Em entrevista à agência Lusa a propósito dos 70 anos de carreira da atriz, e quando questionado se Portugal tem noção do valor de Eunice, Celso Cleto é perentório: "Não, não tem", exclamou.
"Vamos ser muito claros e objetivos", prosseguiu o encenador, "estamos a comemorar 70 anos de uma atriz que vem agora ao seu teatro fazer comigo o aniversário, que não sabe o que vai fazer a seguir; não houve uma única televisão, um cinema, a contratá-la para fazer um filme, para fazer uma série", sublinhou.
Celso Cleto acrescentou que não houve "nada, rigorosamente nada" para assinalar os 70 anos de carreira da atriz. "Portanto, isto diz tudo. Não vale a pena a gente estar aqui a inventar, porque não há muita coisa para inventar", declarou.
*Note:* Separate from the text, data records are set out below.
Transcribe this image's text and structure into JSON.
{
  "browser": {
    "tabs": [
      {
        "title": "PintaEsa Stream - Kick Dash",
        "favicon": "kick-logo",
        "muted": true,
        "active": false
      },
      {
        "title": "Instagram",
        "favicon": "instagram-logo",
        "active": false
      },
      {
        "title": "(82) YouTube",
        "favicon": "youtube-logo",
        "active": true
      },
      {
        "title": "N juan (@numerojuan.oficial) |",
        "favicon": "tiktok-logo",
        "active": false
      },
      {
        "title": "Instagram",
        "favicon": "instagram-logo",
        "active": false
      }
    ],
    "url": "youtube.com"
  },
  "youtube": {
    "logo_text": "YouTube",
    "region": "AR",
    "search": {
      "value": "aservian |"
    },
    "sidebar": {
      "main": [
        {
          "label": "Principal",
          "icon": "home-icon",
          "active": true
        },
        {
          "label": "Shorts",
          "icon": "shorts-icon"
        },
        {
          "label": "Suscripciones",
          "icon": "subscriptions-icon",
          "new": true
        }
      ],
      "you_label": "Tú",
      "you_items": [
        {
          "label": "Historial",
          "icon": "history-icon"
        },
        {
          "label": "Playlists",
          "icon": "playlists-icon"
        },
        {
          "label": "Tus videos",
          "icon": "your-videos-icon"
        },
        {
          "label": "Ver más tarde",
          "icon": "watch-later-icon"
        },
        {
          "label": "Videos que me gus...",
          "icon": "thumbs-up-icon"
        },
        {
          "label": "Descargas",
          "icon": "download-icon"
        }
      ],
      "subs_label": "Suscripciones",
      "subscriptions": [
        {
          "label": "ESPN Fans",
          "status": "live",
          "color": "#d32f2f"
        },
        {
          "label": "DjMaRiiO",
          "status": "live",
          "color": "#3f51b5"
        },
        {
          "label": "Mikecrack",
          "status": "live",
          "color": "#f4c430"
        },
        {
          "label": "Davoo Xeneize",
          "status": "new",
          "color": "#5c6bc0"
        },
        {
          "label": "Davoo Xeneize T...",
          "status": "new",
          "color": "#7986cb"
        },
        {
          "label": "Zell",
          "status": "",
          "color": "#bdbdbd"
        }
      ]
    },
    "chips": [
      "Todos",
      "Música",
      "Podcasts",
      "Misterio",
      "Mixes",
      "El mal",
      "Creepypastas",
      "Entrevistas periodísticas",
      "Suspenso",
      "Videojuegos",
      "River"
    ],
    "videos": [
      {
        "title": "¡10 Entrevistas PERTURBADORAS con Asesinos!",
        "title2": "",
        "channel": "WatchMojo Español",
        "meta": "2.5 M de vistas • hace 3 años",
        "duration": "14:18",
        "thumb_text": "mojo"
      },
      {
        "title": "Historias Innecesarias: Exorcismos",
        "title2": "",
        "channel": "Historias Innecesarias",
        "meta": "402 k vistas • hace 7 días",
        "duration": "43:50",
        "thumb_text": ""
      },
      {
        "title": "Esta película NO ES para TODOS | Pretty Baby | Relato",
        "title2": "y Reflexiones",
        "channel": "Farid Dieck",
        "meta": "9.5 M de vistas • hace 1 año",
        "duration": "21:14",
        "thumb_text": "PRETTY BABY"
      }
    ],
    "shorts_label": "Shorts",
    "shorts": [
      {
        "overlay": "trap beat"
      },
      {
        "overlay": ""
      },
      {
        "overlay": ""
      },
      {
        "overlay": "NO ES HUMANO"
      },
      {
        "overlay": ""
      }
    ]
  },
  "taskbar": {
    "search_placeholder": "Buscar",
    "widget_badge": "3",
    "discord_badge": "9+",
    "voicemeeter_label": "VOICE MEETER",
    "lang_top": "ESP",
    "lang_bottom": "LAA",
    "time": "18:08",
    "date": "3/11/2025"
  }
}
O encenador está a dirigir Eunice Muñoz na peça "O cerco a Leninegrado", que hoje à noite sobe ao palco do Auditório com o seu nome, em Oeiras, exatamente 70 anos depois de a atriz ter pisado um palco pela primeira vez - o palco do Teatro Nacional D. Maria II -, onde se estreou contracenando com Amélia Rey Colaço, na peça "Vendaval", de Virgínia Vitorino.
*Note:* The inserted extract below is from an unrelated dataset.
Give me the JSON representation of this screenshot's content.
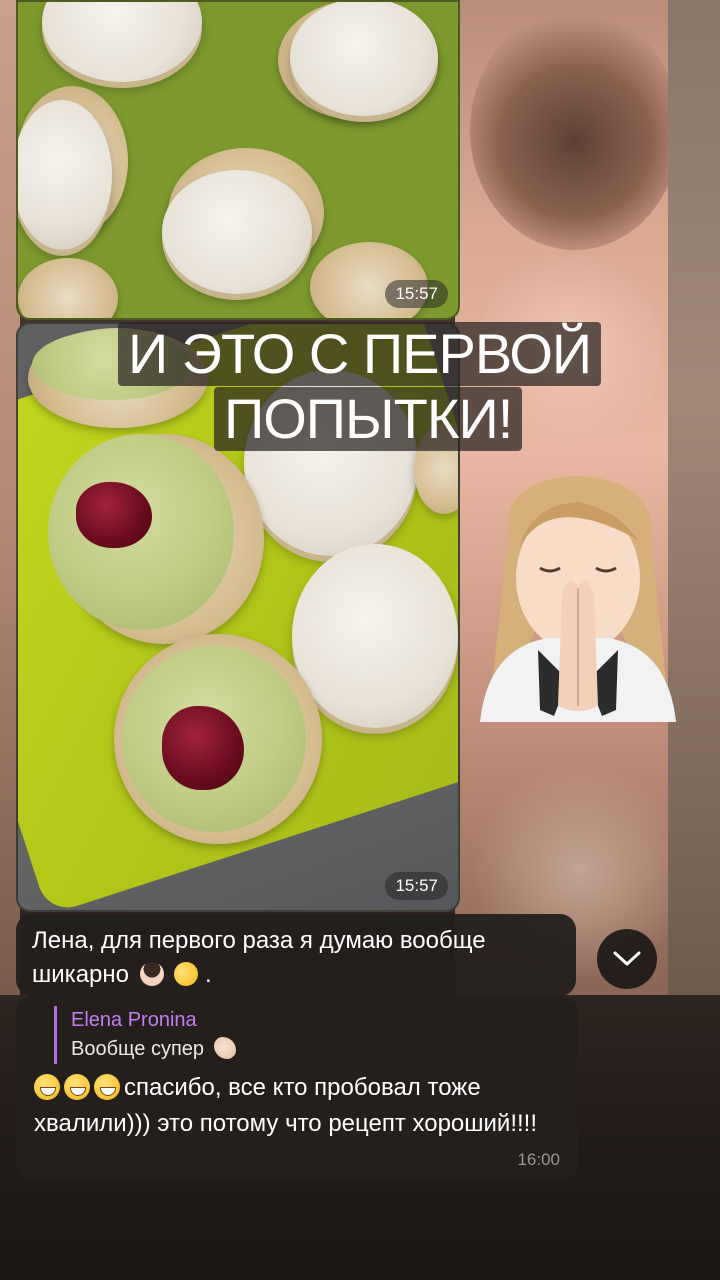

"O cerco a Leninegrado" foi uma escolha de Celso Cleto por se tratar de uma comédia -- um registo, como afirmou, que Eunice faz pouco, embora o faça "muito bem" --, mas por ser também uma homenagem ao teatro.
"Fala de duas atrizes - a mulher de um diretor e uma atriz que vivem dentro do teatro -, e é um belo texto para celebrar os 70 anos de carreira da Eunice", de quem Celso Cleto é amigo, tal como do autor da peça, o espanhol José Sanchis Sinisterra, esclarece o encenador.
A peça foi também escolhida por ser "emblemática", uma vez que este ano também se assinalam os 70 anos do início do cerco àquela cidade russa, que durou de 08 de setembro de 1941 a 27 de janeiro de 1944, durante a II Guerra Mundial.
Sem querer entrar em grandes pormenores, Celso Cleto avançou que o texto da peça também fala da amizade, do que é ser ator num país ingrato para os artistas.
"De facto, nós vivemos num país ingrato para os artistas, muitas vezes", disse.
Eunice Muñoz é "uma caso único, há uma num milhão", assegurou o encenador que em 2006 a dirigiu, na mesma sala, em "Miss Daisy", do norte-americano Alfred Uhry.
"Nós, no século XX para o XXI, tivemos uma Eunice Muñoz e não sei se vamos ter uma atriz com estas características nos próximos anos", sublinhou.
Para Celso Cleto, a falta de aproveitamento do brilhantismo de Eunice Muñoz é também da responsabilidade dos diretores das televisões já que, nestas, "não há o sentido de cultura, do que é o teatro".
Até porque -- sustentou -- mesmo quando faz televisão, a atriz não o faz "com o estatuto que merece". "Vai fazer, faz muito bem grandes papéis, mas uma novela não é para ela. Acho que é evidente que ela devia ter tido uma grande série ou uma minissérie este ano. Era mais do que obrigação do Estado português", defendeu, acrescentando: "E o Estado português acha que dando uma medalha ou duas resolve o problema".